Noch nicht mal gestartet und schon Probleme: Der neue Streamingdienst Apple TV+ will den etablierten Anbietern Netflix, Amazon und Hulu Konkurrenz machen. Auch der geplante Service von Disney ist ein ausgemachter Rivale im Kampf um die Nutzer. Mit "The Morning Show", einer Serie mit Jennifer Aniston, Steve Carell und Reese Witherspoon, rührt Apple seit Wochen die Werbetrommel. Die Serie um eine Frühstückssendung, bei der die Moderatorin durch Vorwürfe der sexuellen Belästigung an ihren Ehemann in Bedrängnis gerät, ist das 300 Millionen Dollar teure Prestigeprojekt des neuen Players.
Eine andere Serie, die ebenfalls mit prominenter Besetzung daherkommt, kann dies nun nicht mehr von sich behaupten. Apple hat sie bereits gecancelt, bevor der eigene Dienst überhaupt an den Start geht. "Bastards" mit Richard Gere sollte von zwei Vietnamveteranen erzählen, die nach ihrer Rückkehr in die USA ein deprimierend eintöniges Dasein leben. Bis sie die Nachricht erreicht, dass eine Frau, in die sie beide verliebt waren, durch einen Autounfall ums Leben kommt. Daraufhin dürsten sie nach Rache und planen einen Amoklauf. Ihr Ziel: "die selbstverliebten Millenials", gegen die sie laut Drehbuchplänen von Howard Gordon und Warren Leight eine tiefe Abneigung hegen. An diesem Punkt schieden sich die Geister zwischen den Showrunnern und Apple.
Mit Familienfreundlichkeit à la Disney nicht vereinbar
Der Streamingdienst wollte, dass sich die Macher auf die Freundschaft der beiden Männer konzentrieren, von denen einer von Richard Gere verkörpert werden sollte. Gordon und Leight seien allerdings darauf aus gewesen, die "dunkleren Aspekte der Geschichte" zu beleuchten, so berichtet es das US-Branchenmagazin The Hollywood Reporter.
Unklar ist nur, wie es überhaupt zur Zusammenarbeit kam. Apple verkündet seit Angebinn seiner Streaming-Pläne, man wolle ein "familienfreundliches" Angebot für seine Nutzer bereitstellen, damit die Mehrheit der Inhalte für Jedermann zugänglich gemacht werden könne. Wie dieses Ziel mit der Serienidee um einen Amoklauf zweiter verbitterter Kriegsveteranen vereinbar ist, wirkt mehr als fragwürdig.
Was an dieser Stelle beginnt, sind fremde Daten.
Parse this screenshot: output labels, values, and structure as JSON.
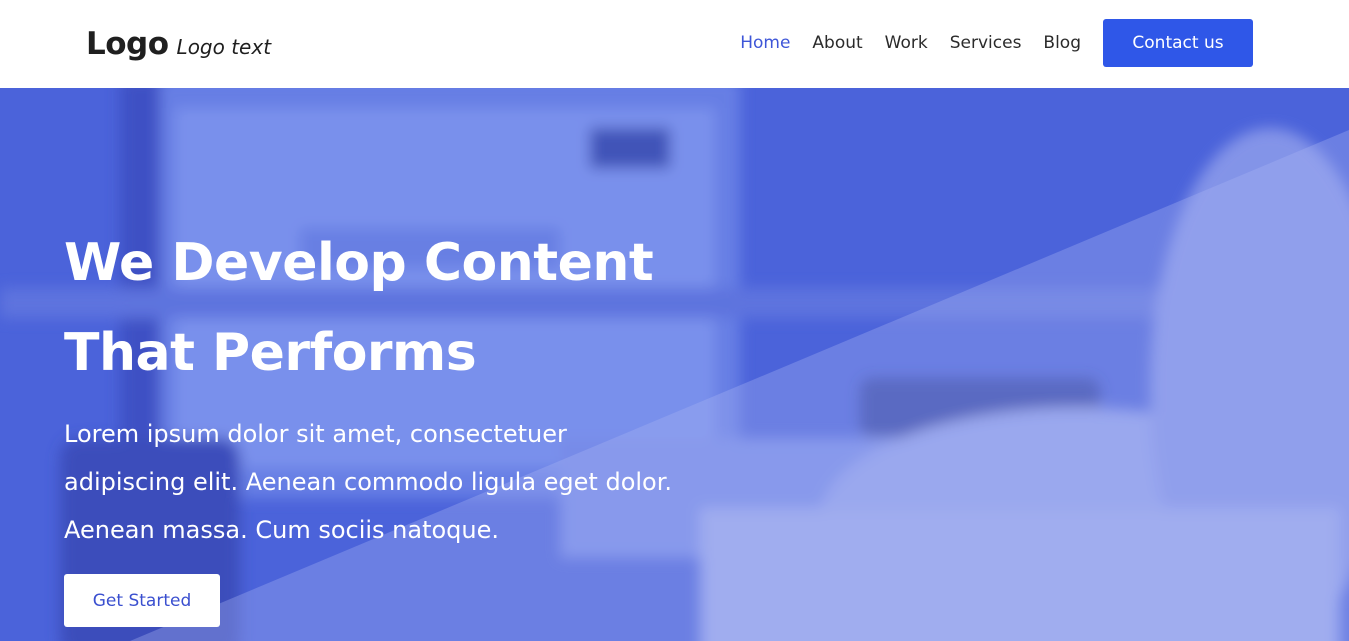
{
  "brand": {
    "logo": "Logo",
    "tagline": "Logo text"
  },
  "nav": {
    "items": [
      {
        "label": "Home",
        "active": true
      },
      {
        "label": "About",
        "active": false
      },
      {
        "label": "Work",
        "active": false
      },
      {
        "label": "Services",
        "active": false
      },
      {
        "label": "Blog",
        "active": false
      }
    ],
    "cta_label": "Contact us"
  },
  "hero": {
    "title_line1": "We Develop Content",
    "title_line2": "That Performs",
    "description": "Lorem ipsum dolor sit amet, consectetuer adipiscing elit. Aenean commodo ligula eget dolor. Aenean massa. Cum sociis natoque.",
    "button_label": "Get Started"
  },
  "colors": {
    "accent": "#2f57e8",
    "nav_active": "#3e56d8",
    "hero_overlay": "#4a64dc",
    "text_dark": "#1f1f1f"
  }
}
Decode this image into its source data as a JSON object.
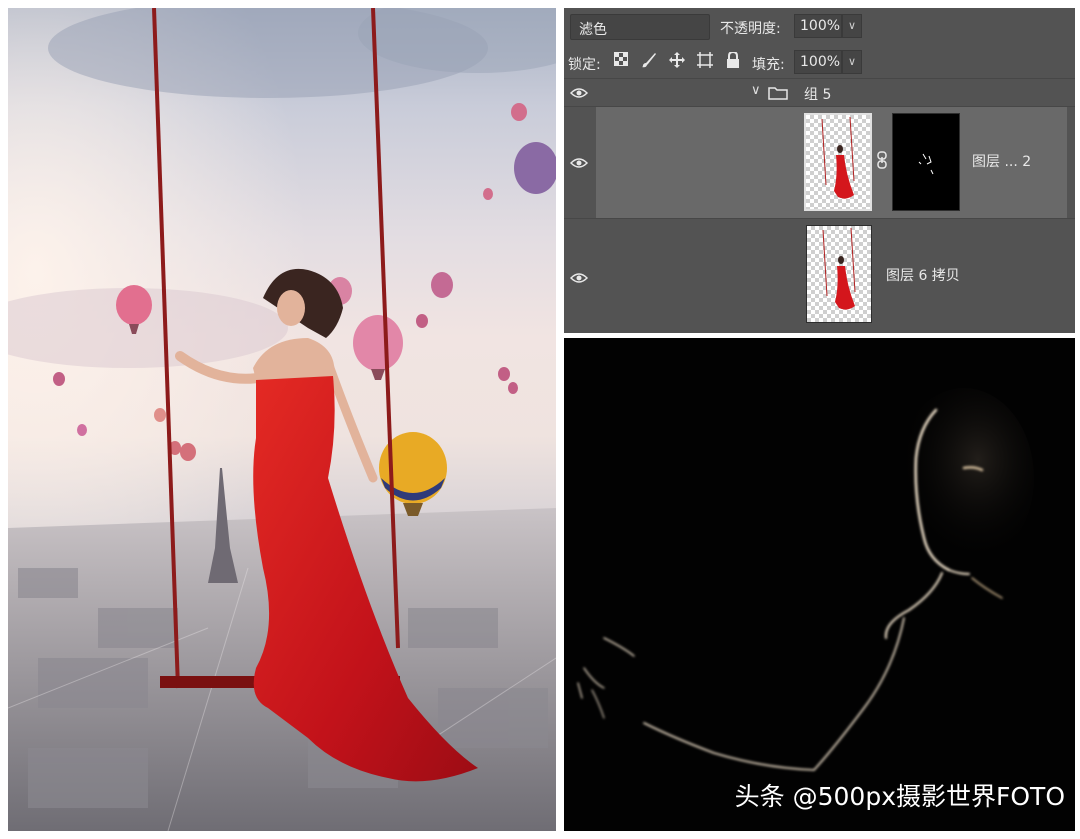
{
  "photo": {
    "alt_subject": "woman-in-red-dress-on-swing"
  },
  "layers_panel": {
    "blend_mode": "滤色",
    "opacity_label": "不透明度:",
    "opacity_value": "100%",
    "lock_label": "锁定:",
    "fill_label": "填充:",
    "fill_value": "100%",
    "group": {
      "name": "组 5"
    },
    "layers": [
      {
        "name": "图层 ... 2",
        "selected": true,
        "has_mask": true
      },
      {
        "name": "图层 6 拷贝",
        "selected": false,
        "has_mask": false
      }
    ]
  },
  "watermark": "头条 @500px摄影世界FOTO",
  "colors": {
    "panel_bg": "#535353",
    "selected_row": "#696969",
    "dress_red": "#d4161c"
  }
}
Nun muss Apple an die Produzenten Geld für ein Projekt bezahlen, das niemals das Licht der Welt erblicken wird.
Auf Portalen wie HBO Max oder Hulu, welches von Disney als Erwachsenenportal mit vielen Inhalten des US-Senders FX aufgebaut wird, wäre ein solches Programm vielleicht noch untergekommen. Schließlich fanden Antihelden in der Seriengeschichte spätestens seit "The Sopranos", "Breaking Bad" oder "Sons of Anarchy" immer ihr Publikum. Hat Apple sich verzettelt?
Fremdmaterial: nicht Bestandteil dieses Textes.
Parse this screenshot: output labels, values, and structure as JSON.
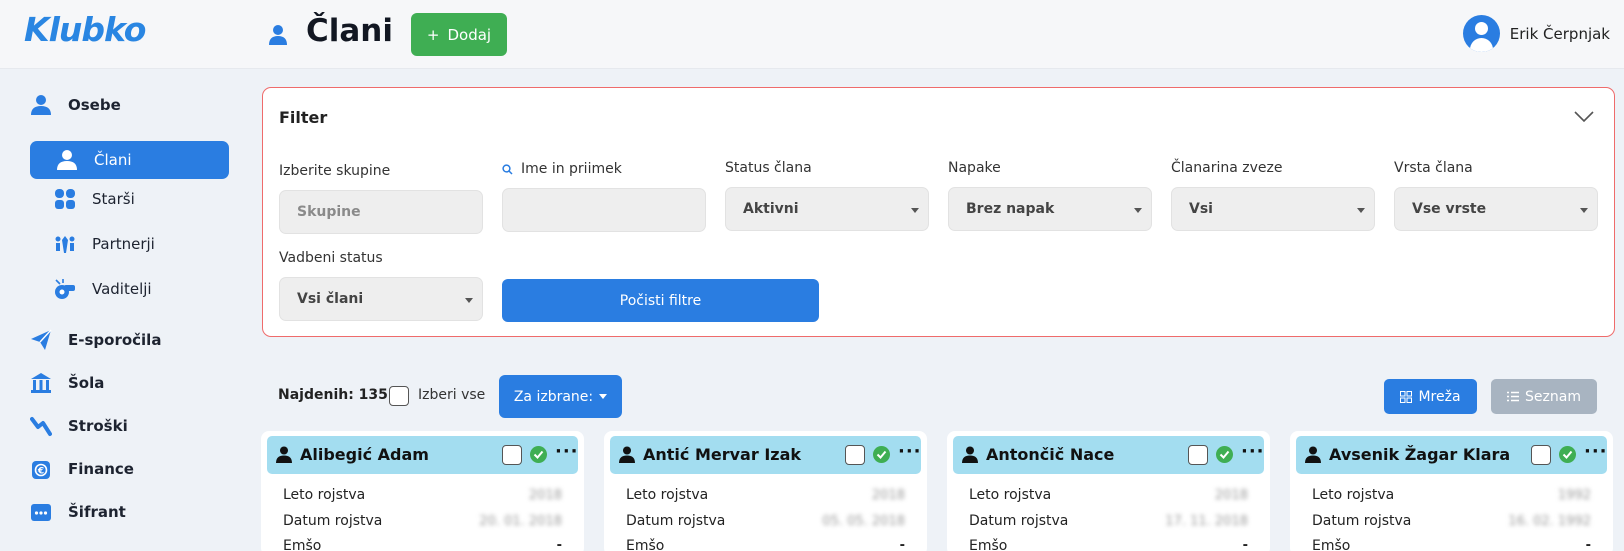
{
  "app": {
    "logo": "Klubko"
  },
  "header": {
    "title": "Člani",
    "add_label": "Dodaj",
    "user_name": "Erik Čerpnjak"
  },
  "sidebar": {
    "items": [
      {
        "label": "Osebe",
        "icon": "person-icon"
      },
      {
        "label": "Člani",
        "icon": "person-icon",
        "active": true
      },
      {
        "label": "Starši",
        "icon": "parents-icon"
      },
      {
        "label": "Partnerji",
        "icon": "partners-icon"
      },
      {
        "label": "Vaditelji",
        "icon": "whistle-icon"
      },
      {
        "label": "E-sporočila",
        "icon": "paper-plane-icon"
      },
      {
        "label": "Šola",
        "icon": "school-icon"
      },
      {
        "label": "Stroški",
        "icon": "chart-line-icon"
      },
      {
        "label": "Finance",
        "icon": "euro-icon"
      },
      {
        "label": "Šifrant",
        "icon": "dots-icon"
      }
    ]
  },
  "filter": {
    "title": "Filter",
    "groups_label": "Izberite skupine",
    "groups_placeholder": "Skupine",
    "name_label": "Ime in priimek",
    "name_value": "",
    "status_label": "Status člana",
    "status_value": "Aktivni",
    "errors_label": "Napake",
    "errors_value": "Brez napak",
    "fee_label": "Članarina zveze",
    "fee_value": "Vsi",
    "type_label": "Vrsta člana",
    "type_value": "Vse vrste",
    "training_label": "Vadbeni status",
    "training_value": "Vsi člani",
    "clear_label": "Počisti filtre"
  },
  "results": {
    "found": "Najdenih: 135",
    "select_all": "Izberi vse",
    "bulk_label": "Za izbrane:",
    "grid_label": "Mreža",
    "list_label": "Seznam"
  },
  "cards": [
    {
      "name": "Alibegić Adam",
      "year": "2018",
      "birth": "20. 01. 2018",
      "emso": "-"
    },
    {
      "name": "Antić Mervar Izak",
      "year": "2018",
      "birth": "05. 05. 2018",
      "emso": "-"
    },
    {
      "name": "Antončič Nace",
      "year": "2018",
      "birth": "17. 11. 2018",
      "emso": "-"
    },
    {
      "name": "Avsenik Žagar Klara",
      "year": "1992",
      "birth": "16. 02. 1992",
      "emso": "-"
    }
  ],
  "card_labels": {
    "year": "Leto rojstva",
    "birth": "Datum rojstva",
    "emso": "Emšo"
  },
  "colors": {
    "primary": "#2a7de1",
    "success": "#3fae53",
    "card_header": "#a3ddf0",
    "filter_border": "#ef6b6b"
  }
}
Apple steckt Milliarden in neue Inhalte
Im Hinblick auf die Gestaltung der Inhalte und die anvisierte Zielgruppe wirkt Konkurrent Disney reifer. Beim Mäsuekonzern liegt der Fokus auf familienfreundliche Inhalte, alles was nicht altersgerecht ist, dürfte bei Hulu eine Heimat finden. Doch im Gegensatz zu Disney verfügt Apple nicht über einen reichhaltigen Katalog an beliebten Filmen und Serien, mit denen das Portal werben und die Wartezeit auf das nächste Original überbrücken kann.
Neben "The Morning Show" muss Apple mit viel Investitionsvolumen starten, um eine gewisse Anzahl an Inhalten aufbieten zu können. Hier haben wir eine Übersicht der geplanten Serien und Filme erstellt. Angesichts dieser ohnehin großen Herausforderung dürfte das Streichen eines Originals den Streamingdienst schmerzen.
Zwar ist Apple eines der finanzstärksten Unternehmen der Welt mit mehr als 210 Milliarden US-Dollar Cash-Reserve und einem Planungsbudget von mehr als 6 Milliarden US-Dollar für die Inhale von Apple TV+. Aber ein gutes Signal an die Branche dürfte die erste Absetzung vor Start dennoch nicht sein, weder für potentielle Abonnenten noch für mögliche Produzenten. Weitere Einzelheiten zum neuen Streamingportal, einschließlich des offiziellen Starttermins und des Abonnementpreises, werden voraussichtlich nächste Woche verkündet. Ob sie dann auch bekannt geben, wie viele der neuen Inhalte direkt zum Start verfügbar sein werden, bleibt abzuwarten.